Pour donner un exemple, les élèves du DAR peuvent avoir des compétences sociales assez limitées. Pourtant celles-ci sont très sollicitées à l’adolescence dans un lieu fort de socialisation comme le collège. Ils ont donc un réel besoin d’apprentissage dans ce domaine. Nous avons donc créé des groupes d’habiletés sociales que nous avons progressivement ouvert aux autres élèves du collège. Il s’est avéré que les élèves les plus en difficulté n’étaient pas toujours ceux du DAR. Ces compétences ayant été travaillées en amont, ils ont pu à certains moments être des éléments moteurs et porteurs de solutions pour l’ensemble du groupe”.
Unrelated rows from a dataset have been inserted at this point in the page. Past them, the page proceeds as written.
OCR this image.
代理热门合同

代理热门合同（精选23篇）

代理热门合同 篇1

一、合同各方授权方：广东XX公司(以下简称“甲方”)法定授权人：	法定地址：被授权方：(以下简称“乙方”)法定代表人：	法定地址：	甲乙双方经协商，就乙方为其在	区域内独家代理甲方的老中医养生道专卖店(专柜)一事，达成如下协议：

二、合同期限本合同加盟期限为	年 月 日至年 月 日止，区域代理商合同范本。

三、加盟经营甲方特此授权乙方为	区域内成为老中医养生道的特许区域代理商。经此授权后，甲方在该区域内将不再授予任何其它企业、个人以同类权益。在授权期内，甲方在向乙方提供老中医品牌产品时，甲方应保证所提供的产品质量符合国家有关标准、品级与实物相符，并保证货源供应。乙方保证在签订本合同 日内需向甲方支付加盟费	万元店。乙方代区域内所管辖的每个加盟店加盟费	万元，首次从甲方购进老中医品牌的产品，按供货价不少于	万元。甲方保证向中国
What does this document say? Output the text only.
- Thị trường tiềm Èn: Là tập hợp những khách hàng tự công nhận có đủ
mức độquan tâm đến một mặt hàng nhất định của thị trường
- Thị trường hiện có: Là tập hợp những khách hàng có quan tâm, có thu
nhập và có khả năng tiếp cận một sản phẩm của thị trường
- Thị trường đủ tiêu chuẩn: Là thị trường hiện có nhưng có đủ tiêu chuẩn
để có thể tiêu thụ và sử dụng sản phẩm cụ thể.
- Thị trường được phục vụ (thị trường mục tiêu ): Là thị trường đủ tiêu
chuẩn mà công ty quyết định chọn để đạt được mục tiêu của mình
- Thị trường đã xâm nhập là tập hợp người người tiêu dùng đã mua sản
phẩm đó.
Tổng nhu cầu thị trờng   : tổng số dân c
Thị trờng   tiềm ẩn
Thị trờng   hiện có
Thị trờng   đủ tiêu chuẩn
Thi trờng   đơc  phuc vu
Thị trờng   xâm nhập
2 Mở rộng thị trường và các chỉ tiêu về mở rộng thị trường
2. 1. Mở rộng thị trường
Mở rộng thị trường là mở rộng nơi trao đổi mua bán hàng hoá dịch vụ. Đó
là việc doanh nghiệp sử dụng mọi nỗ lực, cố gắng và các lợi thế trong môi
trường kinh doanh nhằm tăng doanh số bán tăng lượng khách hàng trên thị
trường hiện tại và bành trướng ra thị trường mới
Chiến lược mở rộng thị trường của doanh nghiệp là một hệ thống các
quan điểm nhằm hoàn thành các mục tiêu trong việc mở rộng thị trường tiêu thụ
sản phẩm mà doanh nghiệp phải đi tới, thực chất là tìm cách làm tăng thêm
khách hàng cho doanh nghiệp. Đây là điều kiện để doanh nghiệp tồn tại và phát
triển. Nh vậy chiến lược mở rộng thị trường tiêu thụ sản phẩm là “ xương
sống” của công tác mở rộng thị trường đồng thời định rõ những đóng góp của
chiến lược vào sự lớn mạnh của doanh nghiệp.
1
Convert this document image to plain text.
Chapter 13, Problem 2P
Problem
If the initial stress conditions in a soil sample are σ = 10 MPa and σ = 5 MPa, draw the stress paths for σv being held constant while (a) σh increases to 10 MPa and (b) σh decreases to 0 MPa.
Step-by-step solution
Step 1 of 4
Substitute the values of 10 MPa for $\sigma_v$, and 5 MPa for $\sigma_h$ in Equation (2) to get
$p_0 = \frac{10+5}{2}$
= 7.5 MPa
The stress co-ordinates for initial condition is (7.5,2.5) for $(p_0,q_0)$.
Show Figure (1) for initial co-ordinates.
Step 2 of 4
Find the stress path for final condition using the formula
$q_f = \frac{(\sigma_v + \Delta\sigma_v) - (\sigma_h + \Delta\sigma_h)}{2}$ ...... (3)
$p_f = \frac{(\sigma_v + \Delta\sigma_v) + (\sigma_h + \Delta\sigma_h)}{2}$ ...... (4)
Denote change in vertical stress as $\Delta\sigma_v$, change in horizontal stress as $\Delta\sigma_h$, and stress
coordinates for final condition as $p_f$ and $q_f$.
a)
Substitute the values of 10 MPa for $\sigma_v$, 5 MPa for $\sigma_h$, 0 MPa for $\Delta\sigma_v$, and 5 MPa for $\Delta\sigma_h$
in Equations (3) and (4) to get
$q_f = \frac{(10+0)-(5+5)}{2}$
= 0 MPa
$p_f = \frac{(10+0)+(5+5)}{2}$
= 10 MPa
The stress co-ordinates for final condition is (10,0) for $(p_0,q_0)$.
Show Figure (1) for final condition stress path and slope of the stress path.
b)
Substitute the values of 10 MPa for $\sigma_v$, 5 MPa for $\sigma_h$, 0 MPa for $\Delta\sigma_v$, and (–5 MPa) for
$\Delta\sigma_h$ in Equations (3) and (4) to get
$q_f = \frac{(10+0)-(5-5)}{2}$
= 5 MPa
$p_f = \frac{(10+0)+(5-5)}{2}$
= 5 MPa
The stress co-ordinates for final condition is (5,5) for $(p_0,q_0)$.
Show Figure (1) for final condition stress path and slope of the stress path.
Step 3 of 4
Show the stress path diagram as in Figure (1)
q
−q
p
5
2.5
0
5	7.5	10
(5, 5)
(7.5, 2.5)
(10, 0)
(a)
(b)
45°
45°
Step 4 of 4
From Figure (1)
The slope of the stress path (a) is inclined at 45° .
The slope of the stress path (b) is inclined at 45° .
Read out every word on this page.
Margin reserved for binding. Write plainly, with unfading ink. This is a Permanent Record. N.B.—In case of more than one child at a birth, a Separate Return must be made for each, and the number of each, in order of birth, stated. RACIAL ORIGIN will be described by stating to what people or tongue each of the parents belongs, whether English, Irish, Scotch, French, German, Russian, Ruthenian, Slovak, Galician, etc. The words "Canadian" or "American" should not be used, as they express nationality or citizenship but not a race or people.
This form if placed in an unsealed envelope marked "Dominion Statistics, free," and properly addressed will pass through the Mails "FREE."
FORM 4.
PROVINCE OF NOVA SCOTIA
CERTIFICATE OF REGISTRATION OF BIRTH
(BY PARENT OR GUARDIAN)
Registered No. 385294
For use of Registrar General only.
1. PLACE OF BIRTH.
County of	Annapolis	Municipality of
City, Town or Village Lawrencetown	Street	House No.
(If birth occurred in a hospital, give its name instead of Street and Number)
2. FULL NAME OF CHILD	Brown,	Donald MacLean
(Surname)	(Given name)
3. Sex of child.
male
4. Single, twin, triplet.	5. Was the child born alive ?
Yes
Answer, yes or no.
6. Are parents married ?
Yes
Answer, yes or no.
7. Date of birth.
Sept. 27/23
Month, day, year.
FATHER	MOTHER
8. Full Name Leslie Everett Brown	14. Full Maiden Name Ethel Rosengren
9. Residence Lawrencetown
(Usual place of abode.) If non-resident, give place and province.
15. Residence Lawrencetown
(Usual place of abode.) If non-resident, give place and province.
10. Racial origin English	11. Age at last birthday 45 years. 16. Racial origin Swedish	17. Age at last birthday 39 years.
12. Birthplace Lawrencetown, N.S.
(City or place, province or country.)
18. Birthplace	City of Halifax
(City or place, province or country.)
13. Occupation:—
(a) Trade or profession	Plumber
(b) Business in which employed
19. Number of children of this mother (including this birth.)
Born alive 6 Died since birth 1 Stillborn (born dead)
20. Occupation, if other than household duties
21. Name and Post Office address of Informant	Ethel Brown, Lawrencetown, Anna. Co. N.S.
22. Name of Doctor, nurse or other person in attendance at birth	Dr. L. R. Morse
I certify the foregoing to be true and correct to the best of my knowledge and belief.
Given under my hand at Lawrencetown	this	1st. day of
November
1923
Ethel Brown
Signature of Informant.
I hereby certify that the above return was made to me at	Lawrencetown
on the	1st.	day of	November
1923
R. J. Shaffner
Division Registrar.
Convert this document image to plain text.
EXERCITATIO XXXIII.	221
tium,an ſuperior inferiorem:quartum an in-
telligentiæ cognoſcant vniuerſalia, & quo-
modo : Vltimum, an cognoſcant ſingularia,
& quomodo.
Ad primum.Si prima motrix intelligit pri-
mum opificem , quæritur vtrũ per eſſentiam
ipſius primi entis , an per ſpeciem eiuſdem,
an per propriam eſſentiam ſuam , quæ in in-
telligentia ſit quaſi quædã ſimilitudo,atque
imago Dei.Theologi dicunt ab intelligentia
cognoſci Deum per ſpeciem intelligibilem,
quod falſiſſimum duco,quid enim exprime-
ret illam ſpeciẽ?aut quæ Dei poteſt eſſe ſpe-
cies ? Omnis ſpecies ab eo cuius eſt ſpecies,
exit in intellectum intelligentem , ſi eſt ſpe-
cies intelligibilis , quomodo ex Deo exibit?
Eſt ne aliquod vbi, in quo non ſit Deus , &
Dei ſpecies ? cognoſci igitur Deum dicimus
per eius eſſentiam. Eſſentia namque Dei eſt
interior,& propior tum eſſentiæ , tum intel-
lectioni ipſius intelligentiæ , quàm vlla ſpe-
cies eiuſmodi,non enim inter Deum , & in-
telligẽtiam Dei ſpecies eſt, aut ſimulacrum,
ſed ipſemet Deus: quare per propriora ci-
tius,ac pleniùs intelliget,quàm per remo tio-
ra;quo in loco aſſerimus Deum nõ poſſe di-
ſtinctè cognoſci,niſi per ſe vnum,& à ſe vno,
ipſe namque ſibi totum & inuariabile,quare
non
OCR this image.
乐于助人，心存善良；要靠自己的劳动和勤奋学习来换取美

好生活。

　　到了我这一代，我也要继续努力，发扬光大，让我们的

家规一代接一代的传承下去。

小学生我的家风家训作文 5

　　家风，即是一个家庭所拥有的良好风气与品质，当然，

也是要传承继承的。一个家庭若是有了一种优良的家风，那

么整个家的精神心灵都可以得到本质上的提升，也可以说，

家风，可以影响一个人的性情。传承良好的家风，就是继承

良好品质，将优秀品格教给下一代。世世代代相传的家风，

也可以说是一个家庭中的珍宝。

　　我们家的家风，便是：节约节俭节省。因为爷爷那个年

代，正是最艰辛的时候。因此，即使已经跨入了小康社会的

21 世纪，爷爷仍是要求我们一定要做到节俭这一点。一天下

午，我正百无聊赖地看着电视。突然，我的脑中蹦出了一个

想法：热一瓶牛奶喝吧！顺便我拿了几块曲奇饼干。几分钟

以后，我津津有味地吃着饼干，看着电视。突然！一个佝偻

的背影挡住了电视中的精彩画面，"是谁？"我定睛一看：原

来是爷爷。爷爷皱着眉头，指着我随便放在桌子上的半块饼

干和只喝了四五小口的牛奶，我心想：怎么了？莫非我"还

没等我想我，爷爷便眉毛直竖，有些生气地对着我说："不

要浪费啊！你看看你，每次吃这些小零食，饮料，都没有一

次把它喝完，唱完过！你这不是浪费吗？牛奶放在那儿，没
Aude MAZAUD (éducatrice spécialisée)
Orientations et perspectives
La mise place de ce dispositif et de cette salle d’autorégulation correspondent aux besoins et aux profils de certains enfants. Le DAR ne peut convenir à tous les élèves. Il est un élément complémentaire aux autres dans la diversité de l’offre de scolarisation. Dès l’école primaire, il demande un important travail de repérage et d’orientation de la part des équipes éducatives en concertation avec les familles. L’orientation est proposée par l’enseignant référent. Elle fait l’objet d’une notification de la part de la MDPH. Les choix qui dictent ce parcours s’appuient sur des évaluations et l’acquisition de compétences dans différents domaines : cognition, langage, motricité, attention… Des compétences et des niveaux qui peuvent s’avérer être extrêmement hétérogènes dans le trouble du spectre de l’autisme.
“Nous avons eu des retours de la part de parents et de professionnels qui ne comprenaient pas pourquoi certains élèves n’étaient pas dans le dispositif ? Ou pourquoi d’autres ne bénéficiaient que du “simple” soutien d’un(e) AESH ? Nous devons réexpliquer les critères d’orientation, le travail réalisé et tenir compte du nombre de professionnels et de places limitées dont nous disposons. Nous devons aussi prendre en considération la question des transports et la fatigabilité occasionnée en raison du lieu de résidence de l’élève”.
Amandine ORIOL (coordinatrice du pôle d’appui médico-sociale pour la scolarisation).
“Nos premiers retours sont très positifs. Les familles nous ont dit voir la différence. Elles ont noté de réels progrès dans les compétences de leur enfant. Les ressentis se font jusqu’à leur domicile et dans les activités quotidiennes, même celles en dehors du cadre scolaire”.
Aude MAZAUD (éducatrice spécialisée)
“Ce qui est extrêmement encourageant c’est que nous notons une amélioration générale de l’ensemble des élèves et pas uniquement ceux du DAR“.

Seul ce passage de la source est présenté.